3. While we cannot change history, we can make modifications in our lives today that will have a positive influence on our gene expression, brain development, health, and aging.
4. Regardless of our starting point in life we can make choices that can bring healing, slow aging, and lower our risk of dementia.
5. Resentment, anger, and bitterness activate the brain’s stress pathways, increasing inflammation and accelerating aging while undermining physical and mental health—all of which increase the risk of dementia.
6. Forgiving others who have wronged us calms our internal stress pathways, reducing activation of the immune system, and results in better mental and physical health.

ACTION PLAN: THINGS TO DO

1. Share with friends and family how our life experiences and choices epigenetically change us and that we pass those changes along to future generations.
2. If you have a history of trauma consider cognitive therapy or other specific interventions to address the impact the trauma is having on you today. While you cannot change history, you can change how you react to that history today.

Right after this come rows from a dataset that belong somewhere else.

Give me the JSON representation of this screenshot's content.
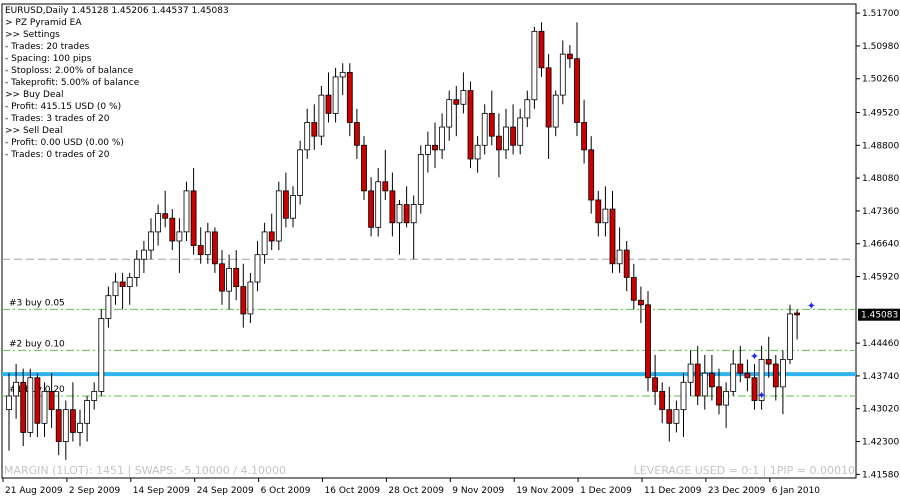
{
  "header": {
    "symbol_line": "EURUSD,Daily  1.45128 1.45206 1.44537 1.45083"
  },
  "ea_panel": {
    "lines": [
      "> PZ Pyramid EA",
      ">> Settings",
      "- Trades: 20 trades",
      "- Spacing: 100 pips",
      "- Stoploss: 2.00% of balance",
      "- Takeprofit: 5.00% of balance",
      ">> Buy Deal",
      "- Profit: 415.15 USD (0 %)",
      "- Trades: 3 trades of 20",
      ">> Sell Deal",
      "- Profit: 0.00 USD (0.00 %)",
      "- Trades: 0 trades of 20"
    ]
  },
  "footer": {
    "left": "MARGIN (1LOT): 1451 | SWAPS: -5.10000 / 4.10000",
    "right": "LEVERAGE USED = 0:1 | 1PIP = 0.00010"
  },
  "colors": {
    "bull_fill": "#ffffff",
    "bear_fill": "#cc0000",
    "candle_outline": "#000000",
    "level_line": "#5bc24a",
    "main_line": "#30b4ee",
    "upper_dashed": "#a0a0a0",
    "marker": "#2030e0",
    "price_tag_bg": "#000000",
    "price_tag_text": "#ffffff",
    "footer_text": "#c4c4c4"
  },
  "chart_data": {
    "type": "candlestick",
    "ylim": [
      1.415,
      1.519
    ],
    "y_ticks": [
      "1.51700",
      "1.50980",
      "1.50260",
      "1.49520",
      "1.48800",
      "1.48080",
      "1.47360",
      "1.46640",
      "1.45920",
      "1.45083",
      "1.44460",
      "1.43740",
      "1.43020",
      "1.42300",
      "1.41580"
    ],
    "y_tick_values": [
      1.517,
      1.5098,
      1.5026,
      1.4952,
      1.488,
      1.4808,
      1.4736,
      1.4664,
      1.4592,
      1.45083,
      1.4446,
      1.4374,
      1.4302,
      1.423,
      1.4158
    ],
    "current_price": 1.45083,
    "current_price_label": "1.45083",
    "x_labels": [
      "21 Aug 2009",
      "2 Sep 2009",
      "14 Sep 2009",
      "24 Sep 2009",
      "6 Oct 2009",
      "16 Oct 2009",
      "28 Oct 2009",
      "9 Nov 2009",
      "19 Nov 2009",
      "1 Dec 2009",
      "11 Dec 2009",
      "23 Dec 2009",
      "6 Jan 2010"
    ],
    "x_label_index": [
      0,
      9,
      18,
      27,
      36,
      45,
      54,
      63,
      72,
      81,
      90,
      99,
      108
    ],
    "levels": [
      {
        "label": "#3 buy 0.05",
        "price": 1.452
      },
      {
        "label": "#2 buy 0.10",
        "price": 1.443
      },
      {
        "label": "#1 buy 0.20",
        "price": 1.433
      }
    ],
    "main_line_price": 1.4378,
    "upper_dashed_price": 1.463,
    "markers": [
      {
        "i": 105,
        "price": 1.4418
      },
      {
        "i": 106,
        "price": 1.4332
      },
      {
        "i": 113,
        "price": 1.4528
      }
    ],
    "candles": [
      [
        1.43,
        1.438,
        1.421,
        1.433
      ],
      [
        1.433,
        1.44,
        1.428,
        1.436
      ],
      [
        1.436,
        1.439,
        1.422,
        1.425
      ],
      [
        1.425,
        1.439,
        1.424,
        1.437
      ],
      [
        1.437,
        1.438,
        1.424,
        1.427
      ],
      [
        1.427,
        1.436,
        1.424,
        1.434
      ],
      [
        1.434,
        1.438,
        1.426,
        1.43
      ],
      [
        1.43,
        1.434,
        1.42,
        1.423
      ],
      [
        1.423,
        1.432,
        1.419,
        1.43
      ],
      [
        1.43,
        1.436,
        1.423,
        1.425
      ],
      [
        1.425,
        1.43,
        1.422,
        1.427
      ],
      [
        1.427,
        1.433,
        1.423,
        1.432
      ],
      [
        1.432,
        1.436,
        1.43,
        1.434
      ],
      [
        1.434,
        1.452,
        1.433,
        1.45
      ],
      [
        1.45,
        1.457,
        1.448,
        1.455
      ],
      [
        1.455,
        1.46,
        1.453,
        1.458
      ],
      [
        1.458,
        1.46,
        1.452,
        1.457
      ],
      [
        1.457,
        1.46,
        1.453,
        1.459
      ],
      [
        1.459,
        1.465,
        1.457,
        1.463
      ],
      [
        1.463,
        1.467,
        1.46,
        1.465
      ],
      [
        1.465,
        1.472,
        1.463,
        1.469
      ],
      [
        1.469,
        1.475,
        1.466,
        1.473
      ],
      [
        1.473,
        1.478,
        1.47,
        1.472
      ],
      [
        1.472,
        1.474,
        1.465,
        1.467
      ],
      [
        1.467,
        1.472,
        1.46,
        1.469
      ],
      [
        1.469,
        1.48,
        1.467,
        1.478
      ],
      [
        1.478,
        1.483,
        1.464,
        1.466
      ],
      [
        1.466,
        1.47,
        1.462,
        1.464
      ],
      [
        1.464,
        1.471,
        1.462,
        1.469
      ],
      [
        1.469,
        1.47,
        1.46,
        1.462
      ],
      [
        1.462,
        1.465,
        1.453,
        1.456
      ],
      [
        1.456,
        1.464,
        1.452,
        1.461
      ],
      [
        1.461,
        1.465,
        1.454,
        1.457
      ],
      [
        1.457,
        1.462,
        1.448,
        1.451
      ],
      [
        1.451,
        1.46,
        1.449,
        1.458
      ],
      [
        1.458,
        1.467,
        1.456,
        1.464
      ],
      [
        1.464,
        1.471,
        1.462,
        1.469
      ],
      [
        1.469,
        1.473,
        1.465,
        1.467
      ],
      [
        1.467,
        1.48,
        1.465,
        1.478
      ],
      [
        1.478,
        1.482,
        1.47,
        1.472
      ],
      [
        1.472,
        1.479,
        1.47,
        1.477
      ],
      [
        1.477,
        1.489,
        1.475,
        1.487
      ],
      [
        1.487,
        1.496,
        1.485,
        1.493
      ],
      [
        1.493,
        1.497,
        1.487,
        1.49
      ],
      [
        1.49,
        1.501,
        1.488,
        1.499
      ],
      [
        1.499,
        1.504,
        1.493,
        1.495
      ],
      [
        1.495,
        1.505,
        1.493,
        1.503
      ],
      [
        1.503,
        1.506,
        1.499,
        1.504
      ],
      [
        1.504,
        1.506,
        1.49,
        1.493
      ],
      [
        1.493,
        1.496,
        1.485,
        1.488
      ],
      [
        1.488,
        1.49,
        1.476,
        1.478
      ],
      [
        1.478,
        1.481,
        1.468,
        1.47
      ],
      [
        1.47,
        1.483,
        1.468,
        1.48
      ],
      [
        1.48,
        1.487,
        1.476,
        1.478
      ],
      [
        1.478,
        1.482,
        1.468,
        1.471
      ],
      [
        1.471,
        1.476,
        1.464,
        1.475
      ],
      [
        1.475,
        1.479,
        1.47,
        1.471
      ],
      [
        1.471,
        1.477,
        1.463,
        1.475
      ],
      [
        1.475,
        1.488,
        1.473,
        1.486
      ],
      [
        1.486,
        1.491,
        1.482,
        1.488
      ],
      [
        1.488,
        1.493,
        1.483,
        1.487
      ],
      [
        1.487,
        1.495,
        1.485,
        1.492
      ],
      [
        1.492,
        1.5,
        1.489,
        1.498
      ],
      [
        1.498,
        1.501,
        1.49,
        1.497
      ],
      [
        1.497,
        1.504,
        1.495,
        1.5
      ],
      [
        1.5,
        1.502,
        1.483,
        1.485
      ],
      [
        1.485,
        1.49,
        1.482,
        1.488
      ],
      [
        1.488,
        1.497,
        1.486,
        1.495
      ],
      [
        1.495,
        1.5,
        1.488,
        1.49
      ],
      [
        1.49,
        1.495,
        1.481,
        1.487
      ],
      [
        1.487,
        1.496,
        1.485,
        1.492
      ],
      [
        1.492,
        1.497,
        1.486,
        1.488
      ],
      [
        1.488,
        1.496,
        1.486,
        1.494
      ],
      [
        1.494,
        1.5,
        1.492,
        1.498
      ],
      [
        1.498,
        1.514,
        1.496,
        1.513
      ],
      [
        1.513,
        1.515,
        1.503,
        1.505
      ],
      [
        1.505,
        1.508,
        1.485,
        1.492
      ],
      [
        1.492,
        1.5,
        1.49,
        1.499
      ],
      [
        1.499,
        1.511,
        1.497,
        1.508
      ],
      [
        1.508,
        1.51,
        1.505,
        1.507
      ],
      [
        1.507,
        1.515,
        1.49,
        1.493
      ],
      [
        1.493,
        1.498,
        1.484,
        1.487
      ],
      [
        1.487,
        1.49,
        1.473,
        1.476
      ],
      [
        1.476,
        1.478,
        1.468,
        1.471
      ],
      [
        1.471,
        1.479,
        1.468,
        1.474
      ],
      [
        1.474,
        1.478,
        1.46,
        1.462
      ],
      [
        1.462,
        1.47,
        1.46,
        1.465
      ],
      [
        1.465,
        1.467,
        1.456,
        1.459
      ],
      [
        1.459,
        1.462,
        1.452,
        1.454
      ],
      [
        1.454,
        1.457,
        1.449,
        1.453
      ],
      [
        1.453,
        1.456,
        1.434,
        1.437
      ],
      [
        1.437,
        1.442,
        1.431,
        1.434
      ],
      [
        1.434,
        1.436,
        1.427,
        1.43
      ],
      [
        1.43,
        1.435,
        1.423,
        1.427
      ],
      [
        1.427,
        1.432,
        1.425,
        1.43
      ],
      [
        1.43,
        1.438,
        1.424,
        1.436
      ],
      [
        1.436,
        1.443,
        1.433,
        1.44
      ],
      [
        1.44,
        1.444,
        1.431,
        1.433
      ],
      [
        1.433,
        1.442,
        1.43,
        1.438
      ],
      [
        1.438,
        1.442,
        1.432,
        1.435
      ],
      [
        1.435,
        1.439,
        1.429,
        1.431
      ],
      [
        1.431,
        1.436,
        1.426,
        1.434
      ],
      [
        1.434,
        1.443,
        1.433,
        1.44
      ],
      [
        1.44,
        1.444,
        1.436,
        1.438
      ],
      [
        1.438,
        1.441,
        1.434,
        1.437
      ],
      [
        1.437,
        1.44,
        1.43,
        1.432
      ],
      [
        1.432,
        1.444,
        1.43,
        1.441
      ],
      [
        1.441,
        1.446,
        1.437,
        1.44
      ],
      [
        1.44,
        1.442,
        1.432,
        1.435
      ],
      [
        1.435,
        1.443,
        1.429,
        1.441
      ],
      [
        1.441,
        1.453,
        1.44,
        1.451
      ],
      [
        1.4512,
        1.452,
        1.4454,
        1.4508
      ]
    ]
  }
}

Seek interventions that result in reduced activation of your brain’s stress circuitry.
3. Evaluate your life history, whether you hold resentment, bitterness, or anger about any wrong done you, and choose to work through it so you can forgive and remove the emotional thorn from your heart. Consider professional therapy if needed.
4. Fill your life with a variety of interesting and engaging activities that stimulate your interest and expand your imagination: art, music, crafts, bird watching, visiting national parks, and so on.